В груди у него снова закипела ненависть, и он принялся уговаривать себя, что сейчас не время для этого чувства – Салли сейчас нужен отец, а не мститель.
– Дома тебя ждёт сюрприз, – сказал он.
– Какой?
– Если я скажу, это уже будет не сюрприз.
– Ну, папа! – воскликнула она – совсем как в прошлом.
– Потерпи и увидишь.
– О чём речь? – спросила Кэти, садясь в машину.
– О сюрпризе.
– О каком?
– Видишь, – сказал Джек дочери, заводя машину, – даже мама не знает.
– Джек, ты о чём?
– Мы с доктором Шенком беседовали на прошлой неделе, – только и сказал Райан.
– Я хочу медведя, – попросила Салли.
– Он слишком большой, детка, – не уместится тут, – сказала Кэти.
– Зато ты можешь поносить его шляпу, – Джек протянул руку назад. – Он говорит, что разрешает тебе носить его шляпу. На вот.
– Ты сказал им спасибо за медведя? – спросила Кэти.
– А как же? – улыбнулся Джек. – Кстати, все как один сдали экзамены. Только не говори об этом никому.
У Джека была репутация строгого экзаменатора. К следующему семестру репутация эта могла измениться. «К чертям собачьим принципы!» – сказал он себе.
Его курсанты то и дело посылали Салли цветы, игрушки и открытки, а потом и вовсе повадились ходить в больницу, возясь там не только с Салли, но и ещё чуть ли не с пятью десятками детишек. Гигантский медведь был венцом этой кампании.
По словам сестёр, он действительно помог Салли поправиться – она не расставалась с ним ни днём, ни ночью.
Джек ехал не спеша, очень осторожно, словно в машине был хрупкий фарфор.
За время работы в ЦРУ он пристрастился к сигаретам, ему и сейчас ужасно хотелось закурить, но он сдерживался, дав себе слово отказаться от этой привычки – во всяком случае, не курить дома, при Кэти. Он ехал так, чтобы миновать то место, где Кэти обстреляли. Стоило ему вспомнить об этом, как руки судорожно сжали руль. Надо перестать всё время думать об этом, уговаривал он себя. Он стал просто одержим этой ненавистью… А толку от этого никакого нет и не может быть.

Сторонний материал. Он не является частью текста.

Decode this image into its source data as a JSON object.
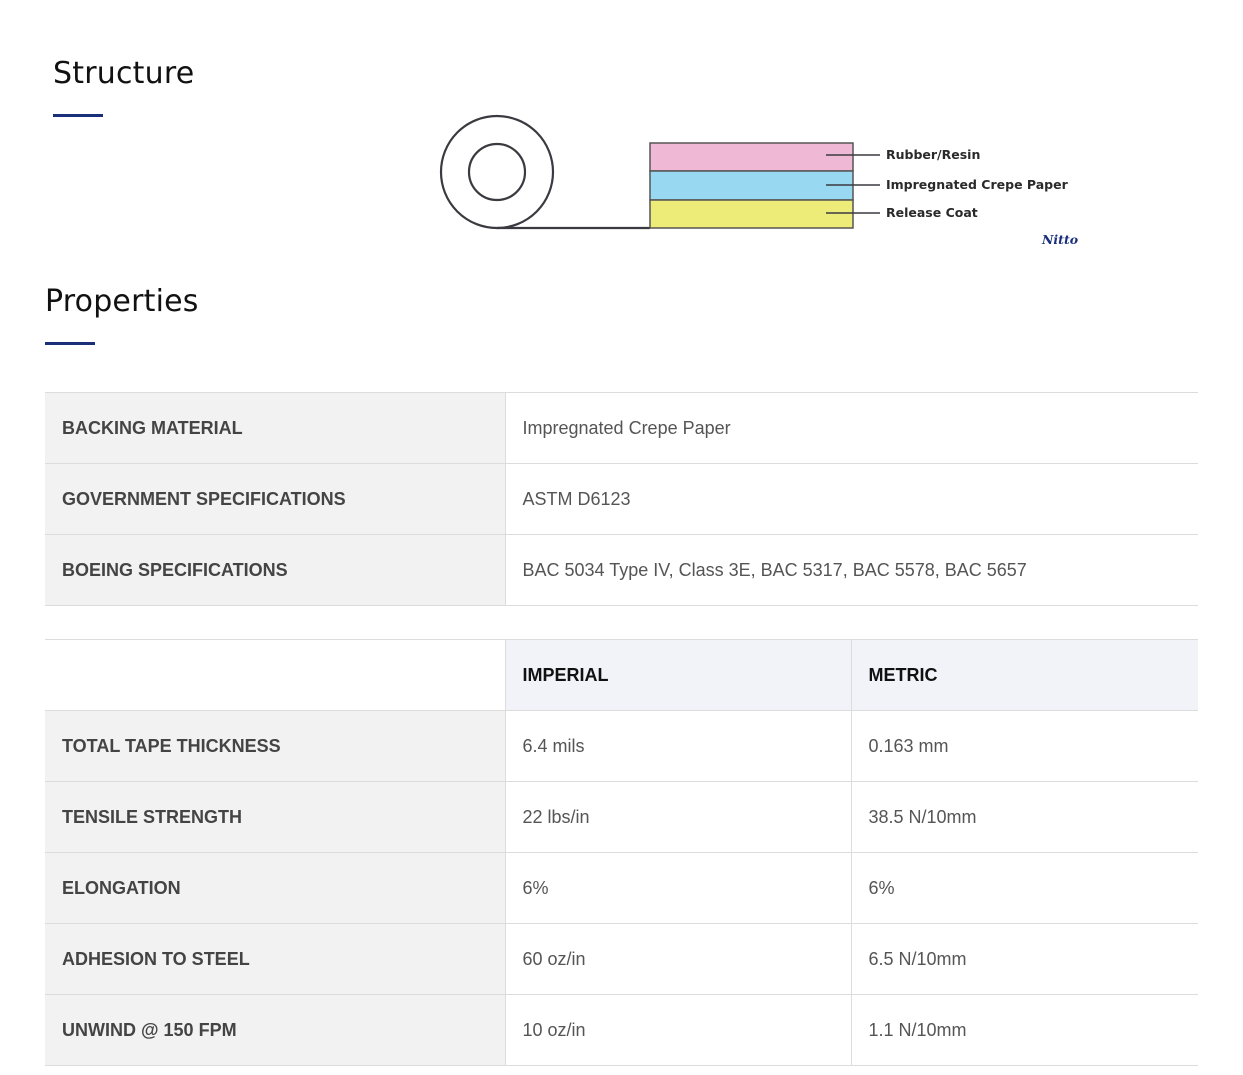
{
  "structure": {
    "title": "Structure",
    "diagram": {
      "layers": [
        {
          "label": "Rubber/Resin",
          "color": "#efb8d4"
        },
        {
          "label": "Impregnated Crepe Paper",
          "color": "#98d8f0"
        },
        {
          "label": "Release Coat",
          "color": "#eeec78"
        }
      ],
      "logo_text": "Nitto",
      "logo_color": "#1a2f7a"
    }
  },
  "properties": {
    "title": "Properties",
    "spec_rows": [
      {
        "label": "BACKING MATERIAL",
        "value": "Impregnated Crepe Paper"
      },
      {
        "label": "GOVERNMENT SPECIFICATIONS",
        "value": "ASTM D6123"
      },
      {
        "label": "BOEING SPECIFICATIONS",
        "value": "BAC 5034 Type IV, Class 3E, BAC 5317, BAC 5578, BAC 5657"
      }
    ],
    "perf_table": {
      "headers": [
        "",
        "IMPERIAL",
        "METRIC"
      ],
      "rows": [
        {
          "label": "TOTAL TAPE THICKNESS",
          "imperial": "6.4 mils",
          "metric": "0.163 mm"
        },
        {
          "label": "TENSILE STRENGTH",
          "imperial": "22 lbs/in",
          "metric": "38.5 N/10mm"
        },
        {
          "label": "ELONGATION",
          "imperial": "6%",
          "metric": "6%"
        },
        {
          "label": "ADHESION TO STEEL",
          "imperial": "60 oz/in",
          "metric": "6.5 N/10mm"
        },
        {
          "label": "UNWIND @ 150 FPM",
          "imperial": "10 oz/in",
          "metric": "1.1 N/10mm"
        }
      ]
    }
  },
  "colors": {
    "accent_underline": "#1a2f7a",
    "label_cell_bg": "#f2f2f2",
    "header_cell_bg": "#f2f3f8",
    "border": "#dcdcdc"
  }
}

Уже повсюду чувствовалась весна. Начали набухать почки, в полях тут и там разгуливали лошади и коровы, и нос Салли, разглядывавшей их, расплющился о стекло. Жизнь опять брала своё, говорил себе Джек. Вот и последний поворот на дорогу Соколиного гнезда. Джек обратил внимание, что возле поворота все ещё стояли грузовики электрокомпании и удивился. Что они тут делают?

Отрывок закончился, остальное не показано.